Atualmente, organizações indígenas conseguem participar diretamente dos debates apenas em espaços específicos da ONU. É o caso da Relatoria Especial sobre Direitos dos Povos Indígenas, do Fórum Permanente sobre Assuntos Indígenas da ONU, sediado em Nova York, e do Mecanismo de Peritos sobre o Direito dos Povos Indígenas, que se reúne anualmente em Genebra.
“Diferente do que acontece no Fórum Permanente ou mesmo no Mecanismo de Peritos, que reconhece as organizações indígenas como suficientes e legítimas para participar, no Conselho de Direitos Humanos podem participar somente organizações com status consultivo junto ao Conselho Econômico e Social da ONU”, explica Flávio Vicente Machado, missionário do Conselho Indigenista Missionário (Cimi) regional Mato Grosso do Sul.
“Isso inviabiliza a participação destes povos em discussões que lhes são de extrema importância, como resoluções específicas, debates com relatores, criando uma série de burocracias e obrigando-os a trejeitos de participação que, na prática, acabam por desrespeitar inclusive o direito de consentimento destes povos em temas que lhe são de interesses”, afirma o missionário.
Pouquíssimas organizações indígenas tradicionais conseguem participar e contribuir com o Conselho de Direitos Humanos. A grande maioria dos indígenas que conseguem acessar a sessão o fazem por espaços cedidos por organizações não indígenas da sociedade civil.

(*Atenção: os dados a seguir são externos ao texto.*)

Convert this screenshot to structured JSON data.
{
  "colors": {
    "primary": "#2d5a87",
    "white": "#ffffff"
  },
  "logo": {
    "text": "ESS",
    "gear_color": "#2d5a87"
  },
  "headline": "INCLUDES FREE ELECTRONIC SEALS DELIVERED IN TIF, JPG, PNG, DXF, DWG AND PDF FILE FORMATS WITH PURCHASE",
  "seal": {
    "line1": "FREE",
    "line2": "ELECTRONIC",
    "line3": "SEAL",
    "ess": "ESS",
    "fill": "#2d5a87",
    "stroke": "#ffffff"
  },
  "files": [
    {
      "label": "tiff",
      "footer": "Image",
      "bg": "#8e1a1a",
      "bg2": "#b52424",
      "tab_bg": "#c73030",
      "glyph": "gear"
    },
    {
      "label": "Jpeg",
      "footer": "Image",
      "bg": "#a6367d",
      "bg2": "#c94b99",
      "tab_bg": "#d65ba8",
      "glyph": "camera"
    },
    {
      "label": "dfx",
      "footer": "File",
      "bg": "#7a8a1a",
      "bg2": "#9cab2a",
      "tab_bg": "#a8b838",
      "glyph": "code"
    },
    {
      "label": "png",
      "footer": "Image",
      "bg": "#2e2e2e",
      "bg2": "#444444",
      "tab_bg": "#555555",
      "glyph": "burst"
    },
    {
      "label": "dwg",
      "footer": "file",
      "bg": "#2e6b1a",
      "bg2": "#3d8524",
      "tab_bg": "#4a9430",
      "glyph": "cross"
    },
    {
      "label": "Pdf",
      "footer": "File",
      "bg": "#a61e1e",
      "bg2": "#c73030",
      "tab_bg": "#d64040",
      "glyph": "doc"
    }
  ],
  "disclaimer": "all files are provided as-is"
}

“Fazendo frente a esta situação, o Cimi tem aberto seu espaço às lideranças, cedendo sua fala para elas, mas entendemos que isso está muito aquém do que é necessário. Defendemos que o Conselho de Direitos Humanos, órgão máximo que discute esse assunto na ONU, precisa assumir a representatividade indígena”, defende Machado.
A demanda tem sido apoiada pela União Europeia e por países como Suécia, Finlândia, Peru, México, Canadá, Bolívia, Austrália e Nova Zelândia, aponta o jornalista Jamil Chade. Na contramão, a representação do Brasil defendeu que o tema já está sendo discutido pela Assembleia Geral da ONU, em Nova York, e que é necessário “evitar a proliferação de negociações em diferentes fóruns”.
A representação brasileira no Conselho de Direitos Humanos das Nações Unidas apontou, ainda, que acha melhor que se busque “uma solução sistêmica” e que, no debate sobre a participação indígena, é necessário levar em conta “as discussões em curso acerca da promoção da eficiência” no Conselho – uma indicação de que, para o governo Bolsonaro, a participação direta de indígenas seria pouco eficiente.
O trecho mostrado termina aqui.